Engaging the Unengaged

By: Shelly Joines

Who wants extra work on their plate? Who wants to spend “free time” on a project that seemingly has nothing to do with their regular job function? Or even worse, who wants to step outside of their comfort zone and work on something that highlights their professional weaknesses?

Did you raise your hand? Not likely, as human nature is to stay in the comfort zone.

With my position of Corporate Program Manager, it falls within my role to seek out volunteers or occasionally assign different people small projects that support the overall office.  When I need to e-mail or visit with staff to ask for assistance, I may hear the same *boo* and *hisses* you hear when a call for volunteers goes out to association members:

Whether it’s staff or association volunteers, the typical response is:

“I’m swamped and don’t have extra time.”

“That’s really not my strong point.”

“I have NO idea where to start since I don’t have experience.”

Here are some solutions to overcome this universal challenge:

  • watchOvercome the “time” argument.

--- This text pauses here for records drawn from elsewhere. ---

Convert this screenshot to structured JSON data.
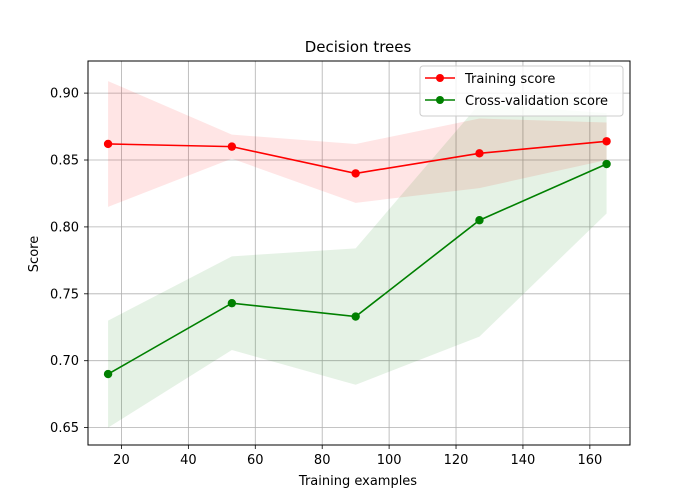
{
  "chart_data": {
    "type": "line",
    "title": "Decision trees",
    "xlabel": "Training examples",
    "ylabel": "Score",
    "xlim": [
      10,
      172
    ],
    "ylim": [
      0.637,
      0.924
    ],
    "xticks": [
      "20",
      "40",
      "60",
      "80",
      "100",
      "120",
      "140",
      "160"
    ],
    "yticks": [
      "0.65",
      "0.70",
      "0.75",
      "0.80",
      "0.85",
      "0.90"
    ],
    "grid": true,
    "legend_position": "top-right",
    "x": [
      16,
      53,
      90,
      127,
      165
    ],
    "series": [
      {
        "name": "Training score",
        "color": "#ff0000",
        "values": [
          0.862,
          0.86,
          0.84,
          0.855,
          0.864
        ],
        "band_lower": [
          0.815,
          0.851,
          0.818,
          0.829,
          0.85
        ],
        "band_upper": [
          0.909,
          0.869,
          0.862,
          0.881,
          0.878
        ]
      },
      {
        "name": "Cross-validation score",
        "color": "#008000",
        "values": [
          0.69,
          0.743,
          0.733,
          0.805,
          0.847
        ],
        "band_lower": [
          0.65,
          0.708,
          0.682,
          0.718,
          0.81
        ],
        "band_upper": [
          0.73,
          0.778,
          0.784,
          0.892,
          0.885
        ]
      }
    ]
  }
}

Ensure you provide clear expectations on the actual project, task or service endeavor. Provide if possible the number of hours a week, month or year that it will require to meet the objective. And identify if the assignment has an expiration date.
  • Overcome the “Not My Strong Point” argument. We all have professional weaknesses! To help, when communicating the opportunities, outline “prerequsites” of knowledge that may be necessary. Most people make assumptions on what is required. Clearly outline any knowledge or skills that are needed to mitigate concerns.
  • Overcome the “I Don’t Know Where to Start” argument. There is always a 1st person that has to take the lead or get something started. However, in most aspects of association management, there is some precedent or historical reference. If available, provide an outline, standard operating procedure (if one exists) or simple timeline. Having simple tools for reference reduces anxiety for the individual.

Utilizing these simple practices when reaching out for “new hands on deck” should result in higher overall engagement.